Страница 140 из 142
Сердце сжимается у меня. Я знаю, что люди умеют делать это! Очевидно, не зря секретничали Эльга Сергеевна и Эра! Только сама Эльга Сергеевна оставила свои волосы седыми, а Эра…
Волосы ее кажутся даже темнее, чем были когда-то. Они волнами ниспадают ей на плечи. Удлинившиеся глаза с потемневшими ресницами немного грустны, а губы, даже не красные, как бывало, а почему-то сиреневые, пытаются улыбнуться.
Да, лицо ее все еще прекрасно! Даже и сейчас, когда, умело подчеркнутая художником (каким она всегда была, учась еще у моей матери, ваятельницы Моны) с помощью современной косметики, каждая черта ее говорит о возвращенной юности. Но ее обнаженная, когда-то великолепная шея выдает ее.
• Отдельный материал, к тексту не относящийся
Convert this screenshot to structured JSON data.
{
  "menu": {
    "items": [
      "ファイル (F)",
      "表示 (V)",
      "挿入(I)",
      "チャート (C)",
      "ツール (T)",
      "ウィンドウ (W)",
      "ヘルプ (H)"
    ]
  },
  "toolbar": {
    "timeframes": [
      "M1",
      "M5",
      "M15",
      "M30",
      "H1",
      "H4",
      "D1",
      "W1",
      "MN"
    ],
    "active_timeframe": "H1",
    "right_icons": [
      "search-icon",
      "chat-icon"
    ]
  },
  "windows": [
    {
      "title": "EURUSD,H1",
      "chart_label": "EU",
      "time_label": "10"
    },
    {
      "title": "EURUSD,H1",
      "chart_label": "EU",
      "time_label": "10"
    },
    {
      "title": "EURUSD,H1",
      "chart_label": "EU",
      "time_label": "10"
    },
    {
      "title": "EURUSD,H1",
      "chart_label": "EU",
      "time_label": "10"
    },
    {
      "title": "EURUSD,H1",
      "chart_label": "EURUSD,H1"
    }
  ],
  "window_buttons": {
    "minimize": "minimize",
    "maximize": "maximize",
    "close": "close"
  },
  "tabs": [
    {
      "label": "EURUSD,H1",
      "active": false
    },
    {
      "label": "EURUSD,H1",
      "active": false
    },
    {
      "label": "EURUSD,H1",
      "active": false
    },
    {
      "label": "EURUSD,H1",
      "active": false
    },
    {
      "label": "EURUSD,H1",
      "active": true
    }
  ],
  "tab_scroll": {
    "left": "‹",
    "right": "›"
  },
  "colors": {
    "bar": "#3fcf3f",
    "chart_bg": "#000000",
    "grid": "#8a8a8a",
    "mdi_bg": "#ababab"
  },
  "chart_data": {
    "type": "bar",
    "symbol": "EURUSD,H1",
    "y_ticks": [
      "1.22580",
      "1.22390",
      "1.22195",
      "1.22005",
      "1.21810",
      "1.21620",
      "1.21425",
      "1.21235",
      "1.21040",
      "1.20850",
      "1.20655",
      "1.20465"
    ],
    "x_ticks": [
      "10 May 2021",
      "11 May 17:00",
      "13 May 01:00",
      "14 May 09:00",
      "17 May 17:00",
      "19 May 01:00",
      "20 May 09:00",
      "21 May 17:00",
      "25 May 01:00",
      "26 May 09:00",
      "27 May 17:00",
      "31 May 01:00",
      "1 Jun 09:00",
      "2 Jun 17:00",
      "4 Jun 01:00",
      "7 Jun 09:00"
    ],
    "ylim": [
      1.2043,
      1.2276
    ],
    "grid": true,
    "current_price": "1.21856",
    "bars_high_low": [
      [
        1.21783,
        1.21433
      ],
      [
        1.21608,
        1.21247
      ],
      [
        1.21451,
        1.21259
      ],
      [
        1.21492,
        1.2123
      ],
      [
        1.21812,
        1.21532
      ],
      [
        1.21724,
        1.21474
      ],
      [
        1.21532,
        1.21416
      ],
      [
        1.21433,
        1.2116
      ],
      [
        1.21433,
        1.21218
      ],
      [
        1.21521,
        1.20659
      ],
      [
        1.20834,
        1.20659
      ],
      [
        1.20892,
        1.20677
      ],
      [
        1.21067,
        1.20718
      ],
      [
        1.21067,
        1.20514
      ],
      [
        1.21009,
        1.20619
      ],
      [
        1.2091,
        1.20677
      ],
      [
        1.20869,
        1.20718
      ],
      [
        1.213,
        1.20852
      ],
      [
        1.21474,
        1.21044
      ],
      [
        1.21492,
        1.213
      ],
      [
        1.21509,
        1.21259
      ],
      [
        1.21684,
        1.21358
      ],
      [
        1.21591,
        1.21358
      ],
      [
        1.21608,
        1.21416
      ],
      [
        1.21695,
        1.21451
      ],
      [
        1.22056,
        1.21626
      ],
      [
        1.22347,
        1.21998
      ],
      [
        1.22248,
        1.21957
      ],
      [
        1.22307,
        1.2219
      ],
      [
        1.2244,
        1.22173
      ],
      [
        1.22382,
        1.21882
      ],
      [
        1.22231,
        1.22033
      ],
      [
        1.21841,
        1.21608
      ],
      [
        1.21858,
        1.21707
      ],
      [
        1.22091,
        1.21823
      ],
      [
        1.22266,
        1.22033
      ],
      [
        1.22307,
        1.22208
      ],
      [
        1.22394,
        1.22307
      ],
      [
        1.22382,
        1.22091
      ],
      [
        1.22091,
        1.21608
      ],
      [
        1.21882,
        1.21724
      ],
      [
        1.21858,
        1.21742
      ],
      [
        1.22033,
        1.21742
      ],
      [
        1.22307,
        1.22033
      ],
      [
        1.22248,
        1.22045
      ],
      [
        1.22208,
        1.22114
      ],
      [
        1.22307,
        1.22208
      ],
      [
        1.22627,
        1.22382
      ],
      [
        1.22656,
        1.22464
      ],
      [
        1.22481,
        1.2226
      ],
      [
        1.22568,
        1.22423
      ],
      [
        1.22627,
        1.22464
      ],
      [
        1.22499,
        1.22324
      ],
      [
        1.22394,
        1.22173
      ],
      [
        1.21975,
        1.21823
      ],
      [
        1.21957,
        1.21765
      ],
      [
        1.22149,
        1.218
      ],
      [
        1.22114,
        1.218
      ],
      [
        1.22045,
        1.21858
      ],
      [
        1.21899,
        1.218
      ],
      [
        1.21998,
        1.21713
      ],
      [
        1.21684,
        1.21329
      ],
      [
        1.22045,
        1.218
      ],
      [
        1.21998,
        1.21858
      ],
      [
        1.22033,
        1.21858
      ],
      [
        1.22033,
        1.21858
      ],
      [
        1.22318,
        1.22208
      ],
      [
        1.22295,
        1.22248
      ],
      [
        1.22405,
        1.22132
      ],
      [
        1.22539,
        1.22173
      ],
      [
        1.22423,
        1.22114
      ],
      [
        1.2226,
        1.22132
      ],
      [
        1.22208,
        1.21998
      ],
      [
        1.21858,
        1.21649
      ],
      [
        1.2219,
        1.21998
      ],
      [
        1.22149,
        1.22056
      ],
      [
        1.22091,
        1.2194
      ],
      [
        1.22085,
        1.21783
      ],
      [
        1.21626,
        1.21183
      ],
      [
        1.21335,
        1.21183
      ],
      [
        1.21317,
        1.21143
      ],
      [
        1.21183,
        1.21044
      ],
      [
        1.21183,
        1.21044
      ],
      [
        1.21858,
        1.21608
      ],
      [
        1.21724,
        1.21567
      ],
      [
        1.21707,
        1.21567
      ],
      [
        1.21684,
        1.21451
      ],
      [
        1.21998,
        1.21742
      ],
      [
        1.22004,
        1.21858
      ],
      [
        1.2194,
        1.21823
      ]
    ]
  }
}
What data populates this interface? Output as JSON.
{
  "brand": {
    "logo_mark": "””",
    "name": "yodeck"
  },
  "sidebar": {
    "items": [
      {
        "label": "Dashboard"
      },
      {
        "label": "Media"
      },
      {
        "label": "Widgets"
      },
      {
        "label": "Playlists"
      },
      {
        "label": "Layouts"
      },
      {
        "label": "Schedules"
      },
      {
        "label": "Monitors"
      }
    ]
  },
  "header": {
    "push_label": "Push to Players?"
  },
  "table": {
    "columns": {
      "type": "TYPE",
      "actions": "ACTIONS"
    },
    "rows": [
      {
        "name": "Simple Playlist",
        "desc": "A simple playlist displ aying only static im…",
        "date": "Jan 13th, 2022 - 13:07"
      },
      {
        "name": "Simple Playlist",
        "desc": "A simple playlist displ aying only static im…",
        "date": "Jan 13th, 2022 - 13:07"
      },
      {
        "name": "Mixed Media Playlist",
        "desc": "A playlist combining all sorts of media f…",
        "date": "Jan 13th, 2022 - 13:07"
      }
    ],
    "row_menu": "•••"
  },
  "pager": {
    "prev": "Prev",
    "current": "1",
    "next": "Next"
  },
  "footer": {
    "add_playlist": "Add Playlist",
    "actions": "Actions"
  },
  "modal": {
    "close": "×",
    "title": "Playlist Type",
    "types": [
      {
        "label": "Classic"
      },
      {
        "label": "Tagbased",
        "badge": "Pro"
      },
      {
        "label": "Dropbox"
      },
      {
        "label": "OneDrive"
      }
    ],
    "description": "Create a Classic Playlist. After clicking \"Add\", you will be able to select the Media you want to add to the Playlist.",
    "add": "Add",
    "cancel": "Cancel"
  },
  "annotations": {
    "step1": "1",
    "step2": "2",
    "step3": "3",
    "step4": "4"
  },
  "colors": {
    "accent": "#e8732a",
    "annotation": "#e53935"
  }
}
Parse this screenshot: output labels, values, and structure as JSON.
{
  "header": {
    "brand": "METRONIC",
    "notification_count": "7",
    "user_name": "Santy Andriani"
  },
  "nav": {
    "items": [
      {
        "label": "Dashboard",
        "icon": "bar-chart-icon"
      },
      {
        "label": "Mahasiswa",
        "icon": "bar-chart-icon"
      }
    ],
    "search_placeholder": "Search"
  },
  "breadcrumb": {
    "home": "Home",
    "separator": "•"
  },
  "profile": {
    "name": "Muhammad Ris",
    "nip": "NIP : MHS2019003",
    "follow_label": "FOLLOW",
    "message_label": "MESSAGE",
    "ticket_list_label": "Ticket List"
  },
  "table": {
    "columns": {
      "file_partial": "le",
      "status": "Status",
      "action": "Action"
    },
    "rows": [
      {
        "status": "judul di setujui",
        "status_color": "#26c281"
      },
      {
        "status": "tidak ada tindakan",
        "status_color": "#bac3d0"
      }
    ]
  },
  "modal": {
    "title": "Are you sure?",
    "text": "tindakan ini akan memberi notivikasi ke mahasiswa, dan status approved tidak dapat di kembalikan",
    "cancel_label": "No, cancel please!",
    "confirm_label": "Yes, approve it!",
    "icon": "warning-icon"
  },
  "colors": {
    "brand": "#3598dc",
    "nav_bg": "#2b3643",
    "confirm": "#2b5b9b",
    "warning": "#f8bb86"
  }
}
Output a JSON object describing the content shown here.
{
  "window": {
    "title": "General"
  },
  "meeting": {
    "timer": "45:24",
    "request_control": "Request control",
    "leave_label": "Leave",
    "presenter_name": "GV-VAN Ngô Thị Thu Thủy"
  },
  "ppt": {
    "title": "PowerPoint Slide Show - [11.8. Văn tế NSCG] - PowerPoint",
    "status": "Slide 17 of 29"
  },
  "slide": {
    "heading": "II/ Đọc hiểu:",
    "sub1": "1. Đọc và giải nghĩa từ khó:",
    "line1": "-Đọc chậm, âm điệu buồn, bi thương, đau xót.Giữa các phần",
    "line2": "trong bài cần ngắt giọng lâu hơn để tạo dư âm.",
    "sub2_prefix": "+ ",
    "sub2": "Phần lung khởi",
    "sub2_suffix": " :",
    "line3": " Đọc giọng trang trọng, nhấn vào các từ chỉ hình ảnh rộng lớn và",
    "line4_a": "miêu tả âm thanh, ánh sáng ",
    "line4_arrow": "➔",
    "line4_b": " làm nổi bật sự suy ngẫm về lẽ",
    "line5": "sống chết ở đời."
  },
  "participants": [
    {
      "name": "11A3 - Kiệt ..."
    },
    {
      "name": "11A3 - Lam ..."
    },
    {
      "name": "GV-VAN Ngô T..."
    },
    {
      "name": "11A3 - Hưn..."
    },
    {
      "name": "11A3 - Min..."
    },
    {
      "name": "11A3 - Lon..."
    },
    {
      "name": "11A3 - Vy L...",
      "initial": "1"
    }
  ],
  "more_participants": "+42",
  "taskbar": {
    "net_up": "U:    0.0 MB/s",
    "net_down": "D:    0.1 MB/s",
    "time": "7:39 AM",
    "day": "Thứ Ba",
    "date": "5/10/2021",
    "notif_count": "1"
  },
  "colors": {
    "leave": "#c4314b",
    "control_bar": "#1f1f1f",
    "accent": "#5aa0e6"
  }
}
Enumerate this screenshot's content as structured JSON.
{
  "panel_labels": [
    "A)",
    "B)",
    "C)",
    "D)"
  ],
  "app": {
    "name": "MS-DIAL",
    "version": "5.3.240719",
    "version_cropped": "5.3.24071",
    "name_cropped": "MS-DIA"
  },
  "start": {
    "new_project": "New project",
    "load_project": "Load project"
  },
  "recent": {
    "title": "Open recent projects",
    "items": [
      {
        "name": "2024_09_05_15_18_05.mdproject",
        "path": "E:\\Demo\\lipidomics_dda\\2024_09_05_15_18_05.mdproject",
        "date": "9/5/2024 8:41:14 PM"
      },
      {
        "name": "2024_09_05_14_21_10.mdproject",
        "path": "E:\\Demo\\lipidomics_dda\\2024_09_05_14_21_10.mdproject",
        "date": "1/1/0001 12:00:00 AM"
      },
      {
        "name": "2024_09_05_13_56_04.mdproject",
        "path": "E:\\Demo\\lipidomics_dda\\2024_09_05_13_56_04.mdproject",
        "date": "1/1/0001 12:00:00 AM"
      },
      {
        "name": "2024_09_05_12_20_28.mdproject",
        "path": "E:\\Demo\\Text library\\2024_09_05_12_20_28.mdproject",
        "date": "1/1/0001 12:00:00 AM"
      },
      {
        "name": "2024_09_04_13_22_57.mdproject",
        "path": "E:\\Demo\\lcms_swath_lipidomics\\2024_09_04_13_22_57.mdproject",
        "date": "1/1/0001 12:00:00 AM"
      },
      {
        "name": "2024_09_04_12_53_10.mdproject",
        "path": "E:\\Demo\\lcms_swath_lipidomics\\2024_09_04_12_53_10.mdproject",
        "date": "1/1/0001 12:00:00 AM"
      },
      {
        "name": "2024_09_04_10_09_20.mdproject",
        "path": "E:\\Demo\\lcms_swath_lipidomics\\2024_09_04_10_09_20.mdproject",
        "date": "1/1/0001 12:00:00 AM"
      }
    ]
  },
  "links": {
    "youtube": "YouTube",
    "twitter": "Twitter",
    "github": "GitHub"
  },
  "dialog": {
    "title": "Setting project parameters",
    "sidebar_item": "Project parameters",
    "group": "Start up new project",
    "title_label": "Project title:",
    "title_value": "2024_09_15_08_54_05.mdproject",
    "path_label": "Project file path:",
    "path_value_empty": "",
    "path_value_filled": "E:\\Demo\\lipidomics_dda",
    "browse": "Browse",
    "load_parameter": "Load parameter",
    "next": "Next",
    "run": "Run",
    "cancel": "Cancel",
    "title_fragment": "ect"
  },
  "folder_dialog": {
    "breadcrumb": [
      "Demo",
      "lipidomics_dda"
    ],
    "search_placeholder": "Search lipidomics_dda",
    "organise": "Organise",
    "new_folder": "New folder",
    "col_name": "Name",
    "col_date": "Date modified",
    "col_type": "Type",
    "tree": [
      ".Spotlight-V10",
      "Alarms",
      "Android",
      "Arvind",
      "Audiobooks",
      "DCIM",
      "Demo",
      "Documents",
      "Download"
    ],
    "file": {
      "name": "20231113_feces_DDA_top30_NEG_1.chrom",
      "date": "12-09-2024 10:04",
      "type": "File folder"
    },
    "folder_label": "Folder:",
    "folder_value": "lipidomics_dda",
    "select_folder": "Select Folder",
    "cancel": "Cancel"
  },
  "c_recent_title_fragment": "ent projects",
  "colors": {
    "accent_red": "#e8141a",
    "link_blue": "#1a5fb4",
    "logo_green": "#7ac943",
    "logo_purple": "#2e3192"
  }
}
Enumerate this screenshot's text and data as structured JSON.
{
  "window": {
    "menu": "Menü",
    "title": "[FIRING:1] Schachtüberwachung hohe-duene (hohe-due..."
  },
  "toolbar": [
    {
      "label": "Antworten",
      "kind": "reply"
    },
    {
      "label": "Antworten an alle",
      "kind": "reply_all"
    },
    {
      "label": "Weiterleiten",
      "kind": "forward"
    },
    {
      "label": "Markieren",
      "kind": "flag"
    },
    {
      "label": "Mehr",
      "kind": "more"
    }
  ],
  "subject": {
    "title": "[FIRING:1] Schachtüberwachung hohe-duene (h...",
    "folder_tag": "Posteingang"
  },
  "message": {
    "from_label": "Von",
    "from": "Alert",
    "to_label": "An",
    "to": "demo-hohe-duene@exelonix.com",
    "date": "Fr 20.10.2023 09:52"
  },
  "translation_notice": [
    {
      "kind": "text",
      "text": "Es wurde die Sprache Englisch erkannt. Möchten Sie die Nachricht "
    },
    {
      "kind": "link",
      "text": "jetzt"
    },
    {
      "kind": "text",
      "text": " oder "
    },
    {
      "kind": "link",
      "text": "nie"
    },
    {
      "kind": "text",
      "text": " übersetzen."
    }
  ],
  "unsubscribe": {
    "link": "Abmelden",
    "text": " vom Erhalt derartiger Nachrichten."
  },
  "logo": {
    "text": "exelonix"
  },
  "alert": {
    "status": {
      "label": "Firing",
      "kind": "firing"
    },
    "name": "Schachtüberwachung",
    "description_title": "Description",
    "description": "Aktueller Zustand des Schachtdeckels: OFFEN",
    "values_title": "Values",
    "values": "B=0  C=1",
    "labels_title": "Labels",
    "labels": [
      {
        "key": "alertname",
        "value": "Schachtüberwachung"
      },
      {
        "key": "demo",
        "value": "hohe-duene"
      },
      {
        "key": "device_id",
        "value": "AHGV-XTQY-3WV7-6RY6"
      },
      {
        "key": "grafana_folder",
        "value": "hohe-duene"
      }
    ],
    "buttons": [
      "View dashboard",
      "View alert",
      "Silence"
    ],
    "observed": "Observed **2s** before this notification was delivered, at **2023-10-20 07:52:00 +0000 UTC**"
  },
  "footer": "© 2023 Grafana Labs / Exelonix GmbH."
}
Предательские морщины сводят на нет все ухищрения гримера…
– Ты не рад? – робко спрашивает Эра и начинает плакать, плечи ее вздрагивают, она отворачивается.
Бедняжка не подозревает, что от слез потечет краска с ресниц и будет есть глаза.
Я не хочу ее огорчать, прижимаю к себе, целую пахнущие чем-то ей не присущим волосы и стараюсь сам не дать волю слезам.
Когда мы сидим с ней вдвоем и обедаем, слушая чудесную земную музыку, которую оба полюбили, я рассказываю ей о предложении Неона и Ивана, готовых лететь вместе с нами.
Она проницательно смотрит на меня:
– Ты думаешь, Инко, им удастся что-нибудь сделать с этим отравлением на берегу Моря Смерти?
Я говорю, что они надеются помочь ей.
Потом мы остаемся с нею в сумерках, не зажигая огня. Я весь отдаюсь минутному обману. Со мною сидит моя прежняя юная и прекрасная Эра…
Сидит в последний раз.
Наутро она выходит из своей комнаты веселая, бодрая, но совершенно седая, с веером морщин в уголках глаз.
Снова в ней произошла перемена. Отказавшись от самообмана с помощью красок и грима, она вдруг стала прежней Эрой, живо интересуясь всем, что происходит в мире. Она напоминает мне былую Эру, ждавшую меня в затопленном в Персидском заливе корабле, я пробирался к ней тогда под водой в скафандре каждый вечер после общения с шумерами в непостижимо далекой и неправдоподобной прежней нашей жизни. Сама она тогда по нашему уговору не встречалась с ними, но знала о них все и руководила моими действиями.
И вот сейчас, когда в ней снова проснулся интерес ко всему земному, она, как мне кажется, помолодела больше, чем от белил и румян.
Разочарование ждало нас в космосе. Эре ничто не могло помочь, даже невесомость. Часы ее жизни словно пущены были со скоростью во сто раз большей, чем у всех людей.
Не прошло и года со дня ее пробуждения, как от нее осталась лишь тень прежней Эры, – сморщенная, согнутая старушка…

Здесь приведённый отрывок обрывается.